Global evidence, local adaptation (GELA): Enhancing evidence-informed guideline recommendations for newborn and young child health in three countries in sub-Saharan Africa
2University of Calabar Teaching Hospital, Nigeria
3Stellenbosch University, South Africa
4Stiftelsen MAGIC Evidence Ecosystem, Norway
5Norwegian Institute of Public Health, Norway
6Cochrane, United Kingdom
7South African Medical Research Council, South Africa
Background: Despite progress in the health of newborns and children, most countries in sub-Saharan Africa have not met the Sustainable Development Goals for under-five mortality. Consequences of COVID-19 are being felt on health systems and services, further hampering healthcare delivery to children alongside growing poverty, hunger and inequity. Clinical practice guidelines (CPGs) are needed to bridge the gap between research evidence and practice directly impacting patient care, health system funding and access to health services.
Objectives: The Global Evidence, Local Adaptation (GELA) project is working with ministries of health in South Africa, Nigeria and Malawi to maximise the impact of research through increasing decision-makers’ and researchers’ capacity to use global research to develop locally relevant CPGs for newborn and child health.
Methods: From 2023 to 2025, we are implementing a multi-faceted, multidisciplinary research and capacity strengthening programme, adaptation methodology and digital platforms to support authoring delivery for contextually rich CPGs. This is delivered through partnerships with national CPG groups, including policy makers, epidemiologists and civil society representatives.
Results: A 3-year project was successfully initiated in all countries. Steering Group members and Guideline Development Panelists were identified and are participating in various project-related activities. Recently, the teams completed a landscape analysis of CPGs in newborn and child health and concluded the priority-setting process identifying three topics for new CPGs for newborn and child health per country. Monitoring and evaluation activities are using a variety of approaches including integrated knowledge translation, observation of CPG groups and evaluation of capacity needs for decision-makers.

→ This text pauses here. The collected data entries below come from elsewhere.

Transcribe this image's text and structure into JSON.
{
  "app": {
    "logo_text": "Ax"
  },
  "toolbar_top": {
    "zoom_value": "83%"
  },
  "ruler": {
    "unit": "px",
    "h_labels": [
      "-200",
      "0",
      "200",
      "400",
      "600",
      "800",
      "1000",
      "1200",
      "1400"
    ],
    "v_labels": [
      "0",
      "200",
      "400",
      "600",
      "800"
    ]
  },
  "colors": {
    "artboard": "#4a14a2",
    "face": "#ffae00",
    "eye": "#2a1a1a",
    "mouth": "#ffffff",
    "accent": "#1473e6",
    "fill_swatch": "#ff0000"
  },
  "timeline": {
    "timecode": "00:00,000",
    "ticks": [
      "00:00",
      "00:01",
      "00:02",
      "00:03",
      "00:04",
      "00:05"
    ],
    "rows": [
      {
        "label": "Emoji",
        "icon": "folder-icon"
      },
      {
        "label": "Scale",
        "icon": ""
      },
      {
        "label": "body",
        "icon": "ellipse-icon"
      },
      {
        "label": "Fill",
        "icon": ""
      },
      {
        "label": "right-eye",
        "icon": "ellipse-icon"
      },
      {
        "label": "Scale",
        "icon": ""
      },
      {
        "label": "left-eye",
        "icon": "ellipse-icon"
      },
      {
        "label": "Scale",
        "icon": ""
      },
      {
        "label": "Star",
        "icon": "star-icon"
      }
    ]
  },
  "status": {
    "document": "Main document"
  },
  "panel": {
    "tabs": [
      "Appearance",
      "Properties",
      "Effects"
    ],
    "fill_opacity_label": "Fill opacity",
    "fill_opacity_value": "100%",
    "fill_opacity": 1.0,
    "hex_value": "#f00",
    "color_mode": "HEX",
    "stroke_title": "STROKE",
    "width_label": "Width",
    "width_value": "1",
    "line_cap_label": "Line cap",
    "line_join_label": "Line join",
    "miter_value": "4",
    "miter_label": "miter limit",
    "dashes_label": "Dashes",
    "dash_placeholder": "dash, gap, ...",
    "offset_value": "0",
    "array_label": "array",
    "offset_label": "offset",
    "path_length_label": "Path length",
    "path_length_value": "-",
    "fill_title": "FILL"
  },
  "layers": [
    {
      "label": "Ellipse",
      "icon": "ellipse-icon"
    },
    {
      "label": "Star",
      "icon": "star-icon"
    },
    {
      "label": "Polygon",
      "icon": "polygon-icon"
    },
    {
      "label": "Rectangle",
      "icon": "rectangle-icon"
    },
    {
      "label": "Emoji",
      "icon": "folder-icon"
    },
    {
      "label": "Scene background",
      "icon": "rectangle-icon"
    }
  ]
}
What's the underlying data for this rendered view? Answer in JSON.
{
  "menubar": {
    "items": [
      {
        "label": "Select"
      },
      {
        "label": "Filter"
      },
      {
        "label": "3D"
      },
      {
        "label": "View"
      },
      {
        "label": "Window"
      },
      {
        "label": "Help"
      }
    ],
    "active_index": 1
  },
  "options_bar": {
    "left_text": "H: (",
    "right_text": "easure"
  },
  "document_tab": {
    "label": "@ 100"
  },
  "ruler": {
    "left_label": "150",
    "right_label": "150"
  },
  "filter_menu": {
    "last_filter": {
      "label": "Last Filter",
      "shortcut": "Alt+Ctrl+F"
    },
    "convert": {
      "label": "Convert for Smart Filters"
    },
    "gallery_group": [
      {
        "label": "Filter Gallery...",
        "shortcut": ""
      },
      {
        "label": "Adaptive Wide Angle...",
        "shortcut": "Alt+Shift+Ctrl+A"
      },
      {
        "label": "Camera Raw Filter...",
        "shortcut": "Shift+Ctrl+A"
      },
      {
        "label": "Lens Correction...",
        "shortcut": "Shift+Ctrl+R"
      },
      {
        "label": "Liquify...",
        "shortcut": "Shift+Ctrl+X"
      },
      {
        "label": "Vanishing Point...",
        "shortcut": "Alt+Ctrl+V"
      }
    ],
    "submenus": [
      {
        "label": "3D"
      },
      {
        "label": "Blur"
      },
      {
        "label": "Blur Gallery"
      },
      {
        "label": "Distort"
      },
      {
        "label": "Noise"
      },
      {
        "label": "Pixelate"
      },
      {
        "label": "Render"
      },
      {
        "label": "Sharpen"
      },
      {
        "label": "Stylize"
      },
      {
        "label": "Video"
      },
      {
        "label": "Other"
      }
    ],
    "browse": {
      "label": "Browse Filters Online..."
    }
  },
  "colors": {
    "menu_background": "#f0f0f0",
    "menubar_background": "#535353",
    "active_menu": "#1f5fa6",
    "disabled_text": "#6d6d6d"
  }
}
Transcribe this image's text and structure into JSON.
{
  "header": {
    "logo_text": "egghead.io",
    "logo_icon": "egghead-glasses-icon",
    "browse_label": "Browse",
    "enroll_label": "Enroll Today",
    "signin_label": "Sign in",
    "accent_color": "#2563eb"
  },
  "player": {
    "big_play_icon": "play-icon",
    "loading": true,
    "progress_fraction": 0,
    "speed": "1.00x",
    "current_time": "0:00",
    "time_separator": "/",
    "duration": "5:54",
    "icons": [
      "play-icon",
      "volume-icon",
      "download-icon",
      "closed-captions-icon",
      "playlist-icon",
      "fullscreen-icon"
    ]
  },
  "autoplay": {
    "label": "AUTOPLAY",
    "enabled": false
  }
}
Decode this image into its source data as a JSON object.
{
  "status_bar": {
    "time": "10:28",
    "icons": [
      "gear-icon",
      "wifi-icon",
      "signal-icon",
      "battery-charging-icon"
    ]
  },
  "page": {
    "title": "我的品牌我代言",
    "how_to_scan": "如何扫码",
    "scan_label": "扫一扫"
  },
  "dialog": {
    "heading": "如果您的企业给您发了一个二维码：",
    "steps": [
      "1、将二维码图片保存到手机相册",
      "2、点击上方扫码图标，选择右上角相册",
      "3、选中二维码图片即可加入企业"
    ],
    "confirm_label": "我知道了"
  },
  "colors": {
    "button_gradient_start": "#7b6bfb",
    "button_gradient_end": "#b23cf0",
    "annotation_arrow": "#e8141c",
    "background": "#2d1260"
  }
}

Conclusions: Overall, the project is on course to achieve its targets with priority topics identified and CPG groups being convened. Our success is enabled through a project team of African and international leaders in the field of evidence-based healthcare and CPG methods who have partnered with national ministries in Malawi, Nigeria and South Africa, the World Health Organization headquarters (WHO HQ) and the Afro regional office and civil society groups. Ongoing evaluation will help us learn which aspects work well to reduce waste and save resources for our settings and may be scalable to other countries like ours.
Patient, public and/or healthcare consumer involvement: Yes.